Tat’jana Kasatkina.

Tutto parla, sappiamo ascoltare?

Dieci giorni di incontri con l'intellettuale russa, da Venezia al Salento. Tremila «gentili lettori», tanti studenti tra loro, e i romanzi di Dostoevskij. Per imparare a leggere, ovvero, «recuperare la dignità della ragione»
Elena Mazzola

Dieci giorni su e giù per l’Italia. E di incontri imprevedibili con tremila persone, per la maggior parte studenti, da Brescia a Modena. E poi in Puglia, tra il Salento e Manfredonia, per concludere con una risalita a Venezia. È questa l’ultima avventura italiana di Tat’jana Kasatkina, che si è fermata in Italia per una nuova serie di lezioni su Dostoevskij. A tema, la percezione del mondo come soggetto, il cambiamento del mondo nel cambiamento di sé, la libertà. Domande esistenziali, urgenti, affrontate con l’aiuto del grande pensatore cristiano russo, spaziando da un testo all’altro tra Il diario di uno scrittore, Le notti bianche, I fratelli Karamazov e Delitto e castigo.

«Ma noi cristiani crediamo ancora nella capacità della fede che abbiamo ricevuto di esercitare un’attrattiva su coloro che incontriamo, e nel fascino vincente della sua bellezza disarmata?». Durante il viaggio discutiamo l’articolo di don Julián Carrón sui fatti di Parigi, di quanto ci ha detto il Papa, di quanto è accaduto a Roma, di quello che stiamo vivendo in Russia, dei nostri amici ucraini.

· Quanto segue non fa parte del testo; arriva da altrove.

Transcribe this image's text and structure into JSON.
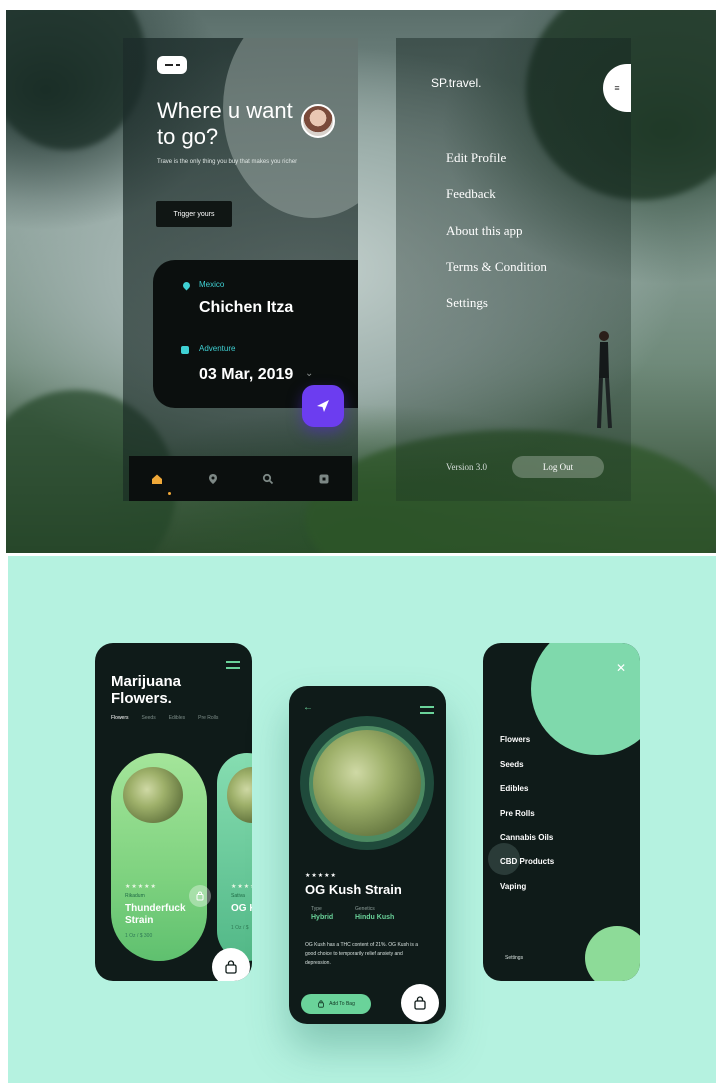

Siamo ancora una volta davanti alla sfida della verifica della fede nel reale, così come ci viene dato giorno per giorno, in un alternarsi tumultuoso di luoghi e, soprattutto, volti.

E la sfida si rivela subito nella sua impensabile grandezza, perché è una strana serie di incontri quella che ci aspetta. Con un denominatore comune: ogni singola tappa del nostro viaggio è stata voluta, desiderata, proposta, pensata e resa possibile, da una persona. Ogni tappa era un nome preciso, un io mosso nel profondo da una presenza corrispondente, che aveva deciso di donare a tanti altri. E per una singola persona si è generato un movimento insolito, un muoversi ampio e inaspettato di cuori e di menti.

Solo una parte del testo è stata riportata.